I risultati delle ultime elezioni regionali hanno confermato l’immagine di un partito plurale e capace di lavorare in maniera efficace sui territori. Il ruolo guida del Partito Democratico nell’ambito del centrosinistra ha preso forma, anche nella città di Conversano, grazie ad una storia solida e una profonda passione civile dei volti disinteressati e della dignità personale di chi vuole essere testimone del valore dell’etica nell’esercizio della “cittadinanza attiva”. Solo così si riconquista la fiducia degli elettori, ormai sempre più stanchi di politici propensi alla ricerca del consenso anche al di là della difesa di principi e valori.
Siamo convinti che proprio l’ampiezza dei risultati ottenuti richieda innanzitutto a noi stessi un maggiore rigore nel promuovere pratiche di buona politica, al servizio esclusivo e disinteressato dello sviluppo economico, sociale e culturale della nostra città e favorendo la crescita di una nuova classe dirigente.
Perciò, abbiamo sostenuto con forza l’idea che a Conversano un rinnovamento vero si attui solo con un progetto fortemente identitario, sia nel merito che nei metodi.
La Politica acquista valore se è capace di ascoltare i cittadini/e, di coglierne le istanze e i bisogni più urgenti. Allora è tutta la società che cresce e si trasforma, migliorando le condizioni di vita di tutti, costruendo un’idea nuova di città.

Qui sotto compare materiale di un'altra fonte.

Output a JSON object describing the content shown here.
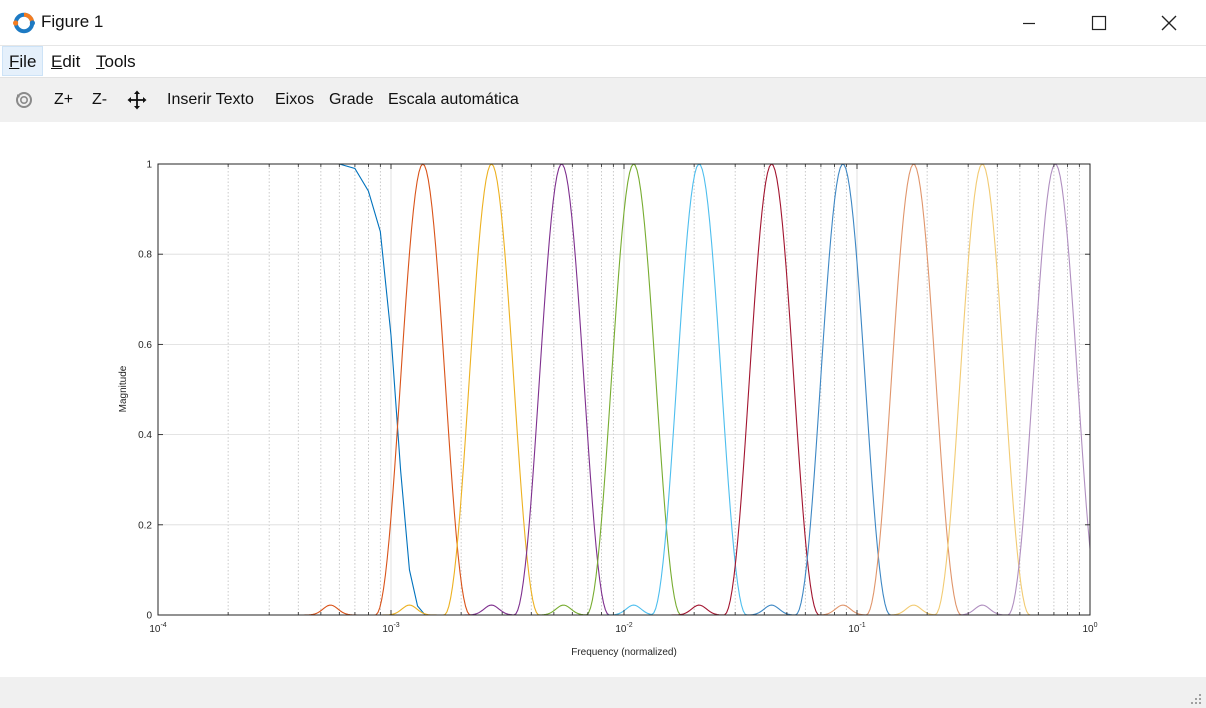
{
  "window": {
    "title": "Figure 1",
    "app_icon": "octave-logo-icon"
  },
  "menubar": {
    "items": [
      {
        "label": "File",
        "mnemonic": "F",
        "rest": "ile"
      },
      {
        "label": "Edit",
        "mnemonic": "E",
        "rest": "dit"
      },
      {
        "label": "Tools",
        "mnemonic": "T",
        "rest": "ools"
      }
    ]
  },
  "toolbar": {
    "rotate_icon": "rotate-icon",
    "zoom_in": "Z+",
    "zoom_out": "Z-",
    "pan_icon": "pan-icon",
    "insert_text": "Inserir Texto",
    "axes": "Eixos",
    "grid": "Grade",
    "autoscale": "Escala automática"
  },
  "chart_data": {
    "type": "line",
    "title": "",
    "xlabel": "Frequency (normalized)",
    "ylabel": "Magnitude",
    "xscale": "log",
    "xlim": [
      0.0001,
      1
    ],
    "ylim": [
      0,
      1
    ],
    "grid": true,
    "x_tick_labels": [
      {
        "base": "10",
        "exp": "-4"
      },
      {
        "base": "10",
        "exp": "-3"
      },
      {
        "base": "10",
        "exp": "-2"
      },
      {
        "base": "10",
        "exp": "-1"
      },
      {
        "base": "10",
        "exp": "0"
      }
    ],
    "y_tick_labels": [
      "0",
      "0.2",
      "0.4",
      "0.6",
      "0.8",
      "1"
    ],
    "series": [
      {
        "color": "#0072bd",
        "type": "lowpass",
        "x": [
          0.0001,
          0.0006,
          0.0007,
          0.0008,
          0.0009,
          0.001,
          0.0011,
          0.0012,
          0.0013,
          0.0014,
          0.0016,
          0.002
        ],
        "y": [
          1,
          1,
          0.99,
          0.94,
          0.85,
          0.62,
          0.32,
          0.1,
          0.02,
          0,
          0,
          0
        ]
      },
      {
        "color": "#d95319",
        "type": "bandpass",
        "center": 0.00137,
        "sidelobe": 0.00055
      },
      {
        "color": "#edb120",
        "type": "bandpass",
        "center": 0.0027,
        "sidelobe": 0.0012
      },
      {
        "color": "#7e2f8e",
        "type": "bandpass",
        "center": 0.0054,
        "sidelobe": 0.0027
      },
      {
        "color": "#77ac30",
        "type": "bandpass",
        "center": 0.011,
        "sidelobe": 0.0055
      },
      {
        "color": "#4dbeee",
        "type": "bandpass",
        "center": 0.021,
        "sidelobe": 0.011
      },
      {
        "color": "#a2142f",
        "type": "bandpass",
        "center": 0.043,
        "sidelobe": 0.021
      },
      {
        "color": "#3d87c4",
        "type": "bandpass",
        "center": 0.087,
        "sidelobe": 0.043
      },
      {
        "color": "#e0956b",
        "type": "bandpass",
        "center": 0.175,
        "sidelobe": 0.087
      },
      {
        "color": "#f2cb73",
        "type": "bandpass",
        "center": 0.345,
        "sidelobe": 0.175
      },
      {
        "color": "#b08fc0",
        "type": "bandpass",
        "center": 0.71,
        "sidelobe": 0.345
      }
    ]
  }
}
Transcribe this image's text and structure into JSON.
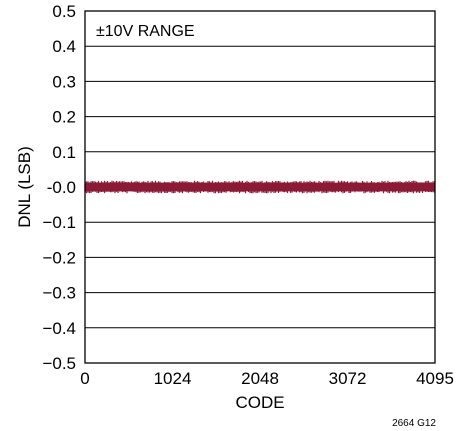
{
  "chart_data": {
    "type": "line",
    "title": "",
    "xlabel": "CODE",
    "ylabel": "DNL (LSB)",
    "xlim": [
      0,
      4095
    ],
    "ylim": [
      -0.5,
      0.5
    ],
    "x_ticks": [
      0,
      1024,
      2048,
      3072,
      4095
    ],
    "x_tick_labels": [
      "0",
      "1024",
      "2048",
      "3072",
      "4095"
    ],
    "y_ticks": [
      0.5,
      0.4,
      0.3,
      0.2,
      0.1,
      0.0,
      -0.1,
      -0.2,
      -0.3,
      -0.4,
      -0.5
    ],
    "y_tick_labels": [
      "0.5",
      "0.4",
      "0.3",
      "0.2",
      "0.1",
      "-0.0",
      "−0.1",
      "−0.2",
      "−0.3",
      "−0.4",
      "−0.5"
    ],
    "grid": "horizontal",
    "annotation": "±10V RANGE",
    "figure_id": "2664 G12",
    "series": [
      {
        "color": "#8b1a36",
        "x_range": [
          0,
          4095
        ],
        "mean": 0.0,
        "band": [
          -0.012,
          0.012
        ]
      }
    ]
  }
}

In questo senso la politica è anche etica, vuol dire rifondare un tessuto civico, di solidarietà e uguaglianza, in grado di restituire valore a quella parte della società che opera nel lavoro, nell’impresa, nella cura, e che chiede di essere rappresentata nel suo desiderio di vivere in pace.
Nel solco di queste valutazioni, in coerenza con i nostri valori, e con spirito “testardamente unitario”, come sostiene la nostra Segretaria nazionale, abbiamo dato il nostro sostegno alla candidatura del prof. Franco Fanizzi, come coerente conclusione di un lungo percorso costruito nell’interesse dell’unità del campo progressista a Conversano, che vuole rimarcare la propria diversità dalla precedente amministrazione di centrodestra.
Con lo stesso spirito abbiamo condiviso che la presentazione delle candidature nelle singole liste avvenisse nel rispetto di criteri di legalità, trasparenza e correttezza etico-politica. Ci siamo impegnati a garantire che i nominativi proposti non presentassero comportamenti o precedenti incompatibilità con principi di integrità, rispetto delle istituzioni e credibilità pubblica.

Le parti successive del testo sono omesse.